My favorite instance of Reed's stripped down genius is his song about copping drugs, "I'm Waiting for the Man," with its pitch perfect snatch of dialogue, "Hey white boy, what you doin' uptown," and the incisive couplet, exploding with verisimilitude, "He's never early, he's always late / First thing you learn is you always have to wait." Indeed. How many people heard that and decided to try their hand at writing, too? I mean, how hard is that? Hard enough.

What's really cool about both Dylan and Reed is that even with so many legions of followers, no one else ever sounded quite like them. That's because both are geniuses. They express themselves in ways that are at once universal and sui generis.

As for me, well, I wasn't one of those hip seventeen year olds obsessing over the VU with friends. No, all the way through college my friends and I listened mostly to stuff like the Allman Brothers, Led Zeppelin, Blue Oyster Cult, and so forth, along with some country-rock, prog-rock, and jazz-fusion. We were the template for that movie Dazed and Confused (and, yes, we did inhale). To the extent that we listened to Lou Reed, we got it through Rock and Roll Animal. Curiously, one of my roommates was into the New York Dolls, so there was that.

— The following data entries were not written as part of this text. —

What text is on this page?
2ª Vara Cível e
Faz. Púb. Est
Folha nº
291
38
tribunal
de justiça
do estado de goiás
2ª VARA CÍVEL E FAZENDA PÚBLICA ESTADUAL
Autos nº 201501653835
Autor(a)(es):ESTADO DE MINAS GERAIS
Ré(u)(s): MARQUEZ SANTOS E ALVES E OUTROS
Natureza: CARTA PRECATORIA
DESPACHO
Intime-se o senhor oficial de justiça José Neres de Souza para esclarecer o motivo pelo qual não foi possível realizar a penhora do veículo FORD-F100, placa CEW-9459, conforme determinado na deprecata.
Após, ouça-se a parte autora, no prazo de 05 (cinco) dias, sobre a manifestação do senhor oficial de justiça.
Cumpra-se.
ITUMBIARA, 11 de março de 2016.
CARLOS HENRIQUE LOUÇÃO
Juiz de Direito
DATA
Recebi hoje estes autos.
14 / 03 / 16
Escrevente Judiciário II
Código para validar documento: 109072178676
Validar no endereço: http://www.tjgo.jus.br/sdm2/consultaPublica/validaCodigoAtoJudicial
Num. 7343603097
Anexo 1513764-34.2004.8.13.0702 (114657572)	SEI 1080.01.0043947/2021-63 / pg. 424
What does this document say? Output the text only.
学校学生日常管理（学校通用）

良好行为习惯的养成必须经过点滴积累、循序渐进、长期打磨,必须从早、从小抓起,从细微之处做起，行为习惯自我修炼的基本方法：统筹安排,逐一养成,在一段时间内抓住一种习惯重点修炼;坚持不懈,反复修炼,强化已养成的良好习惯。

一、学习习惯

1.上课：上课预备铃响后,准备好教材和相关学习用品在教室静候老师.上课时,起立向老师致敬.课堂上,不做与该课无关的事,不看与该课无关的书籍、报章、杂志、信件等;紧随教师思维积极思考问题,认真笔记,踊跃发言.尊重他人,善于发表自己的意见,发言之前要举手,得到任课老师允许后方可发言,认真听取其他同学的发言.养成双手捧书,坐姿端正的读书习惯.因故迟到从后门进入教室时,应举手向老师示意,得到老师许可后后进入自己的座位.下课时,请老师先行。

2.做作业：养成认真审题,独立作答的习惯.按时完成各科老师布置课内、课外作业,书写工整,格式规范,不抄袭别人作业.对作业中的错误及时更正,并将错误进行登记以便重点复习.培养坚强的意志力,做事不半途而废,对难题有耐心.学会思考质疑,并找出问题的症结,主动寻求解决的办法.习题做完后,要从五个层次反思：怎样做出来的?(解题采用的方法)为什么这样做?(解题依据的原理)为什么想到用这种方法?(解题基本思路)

As fortune would have it, my true entry into Reed's work commenced at the time of his great mid-career purple patch that began in 1982 with The Blue Mask and extended through New Sensations and the album New York. This was the time for Reed's identity as a musician as opposed to a transgressive, cross-dressing figure to come to the fore. So that's how I really got to know Reed. At this point his band included the guitar virtuoso Robert Quine and the bassist Fernando Saunders, who would perform with Reed for the rest of Reed's career. Saunders' tone is so musical and melodic, not like anything you would associate with punk. He sounds a bit like a mix of Jaco Pastorius and Paul McCartney, actually.

So if you are interested in Lou Reed, understand that long after the transgressive Lou vanished from the scene, the musical Lou remained, which is who he was before the scene as well, I think.

UPDATE: 11-5
Reed's musicality, of course, includes his excellent guitar playing, distinguished by the sculpting of feedback. He also worked as a professional Tin Pan Alley type of songwriter for a while, too, in the early 60s, which means that his transgressiveness was often grounded in sweet melodies and doo wop chords: a nice combo.